Don't know what else to do or where else to post..
But i feel at a dead end in life.
I've 4 kids and a fiance who is all for himself in every aspect in life..
He works full time and me part time and the rest of the time I look after the kids.
My job is very demanding as I'm a health care and I'm quite literally exhausted.
He spends his free days at football and I spend mine looking after the kids (As usually)
I have no spare time. He has debts so no spare money. Which means my spare money goes on the things we need. He still manages to find money for football. Yet I have nothing spare to spend on myself.
I'm literally living my life in the house as I suffer quite badly from depression now.
He uses depression as and excuse to act out and say he needs time to himself. Yet I believe he is just narsaccistic and out for himself. He never does anything for me. Even the small stuff like make me a brew. He's not attentive... I get nothing. His Facebook consists of football and all about how things make him look good. As pathetic as this may sound. A post about us and the family now and agian wouldn't go a miss. He's selfish in bed and it's always on his terms. The list goes on..

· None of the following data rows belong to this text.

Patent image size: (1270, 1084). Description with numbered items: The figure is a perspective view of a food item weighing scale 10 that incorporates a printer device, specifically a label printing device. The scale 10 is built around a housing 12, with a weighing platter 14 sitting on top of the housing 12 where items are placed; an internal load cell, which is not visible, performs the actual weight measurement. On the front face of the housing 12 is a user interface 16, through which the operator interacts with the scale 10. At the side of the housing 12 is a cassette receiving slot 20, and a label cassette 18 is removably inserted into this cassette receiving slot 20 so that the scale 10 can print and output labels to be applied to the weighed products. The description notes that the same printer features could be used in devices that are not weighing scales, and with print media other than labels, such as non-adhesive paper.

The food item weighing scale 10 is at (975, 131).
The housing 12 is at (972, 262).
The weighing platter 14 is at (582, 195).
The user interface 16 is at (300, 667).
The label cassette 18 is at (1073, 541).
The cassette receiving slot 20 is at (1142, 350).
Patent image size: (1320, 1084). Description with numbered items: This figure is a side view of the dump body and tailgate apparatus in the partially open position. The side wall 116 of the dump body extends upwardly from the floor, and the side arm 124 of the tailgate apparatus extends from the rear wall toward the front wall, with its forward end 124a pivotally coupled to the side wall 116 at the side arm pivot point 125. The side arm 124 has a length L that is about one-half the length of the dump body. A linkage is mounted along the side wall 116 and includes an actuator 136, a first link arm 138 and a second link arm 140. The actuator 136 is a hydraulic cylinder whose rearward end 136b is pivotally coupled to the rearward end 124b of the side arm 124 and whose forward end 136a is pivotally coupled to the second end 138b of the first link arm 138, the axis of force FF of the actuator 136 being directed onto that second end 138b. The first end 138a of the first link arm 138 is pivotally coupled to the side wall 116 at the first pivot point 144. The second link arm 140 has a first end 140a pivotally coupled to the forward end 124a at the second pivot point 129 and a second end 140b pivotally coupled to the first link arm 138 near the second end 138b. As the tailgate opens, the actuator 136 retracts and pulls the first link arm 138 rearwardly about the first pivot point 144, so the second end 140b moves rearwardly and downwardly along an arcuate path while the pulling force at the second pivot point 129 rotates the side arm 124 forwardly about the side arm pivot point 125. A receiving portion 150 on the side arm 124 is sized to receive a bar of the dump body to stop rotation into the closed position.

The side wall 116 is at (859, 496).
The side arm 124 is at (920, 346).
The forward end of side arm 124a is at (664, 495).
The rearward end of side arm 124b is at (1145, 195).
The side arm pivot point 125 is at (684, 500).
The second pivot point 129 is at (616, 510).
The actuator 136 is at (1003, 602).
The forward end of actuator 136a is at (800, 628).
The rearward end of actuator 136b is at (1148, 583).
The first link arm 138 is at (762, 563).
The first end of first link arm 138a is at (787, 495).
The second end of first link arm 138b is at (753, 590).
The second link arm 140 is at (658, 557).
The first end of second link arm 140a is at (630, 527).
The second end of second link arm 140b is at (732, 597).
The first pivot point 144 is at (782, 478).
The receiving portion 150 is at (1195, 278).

We are going on a trip this weekend (the first ever trip together) and my parents have paid for us as a Christmas gift. To go sight seeing ect and spend the weekend together. All he keeps banging on about is how he's doing that for me and how he just wants to find a pub and catch the important football match he can't miss.
He is a good dad and does the washing and organising. But part of me believes thats more control than wanting to help out, so he knows things are how they need to be for him. Because god forbid I paint a wall or move something round. He will have something to say about that..
He's quite loud, he shouts alot and emotionally abusive too. Whenever I bring issues to light he will shout and carry on quite loudly calling me all the names under the sun. Which has resulted in a Facebook update from the neighbour stating she is sick of hearing his voice every night. So now I'm completely embarrassed..
I have asked him to leave on a number of occasions to which he says is no.. if your unhappy you leave. (He has nowhere to go, because nobody wants him) he also has no money because of debts which I think are down to a gambling addiction. I have no access to his accounts and he is extremely careful with his tracks..
We both have a tenancy agreement on the house.
I've tried and tried and he started taking medication which does help. But doesn't sort out his selfish ways. He just doesn't see what he is doing as sole crushing. And it is...
I dont know what to do anymore. My job is here. My home is here and my family is here..
I can't kick him out lawfully and he won't leave and I can't leave. I don't drive so I've nothing else I can do..
I'm literally stuck and I'm at a total loss and never felt so down and alone in all my life.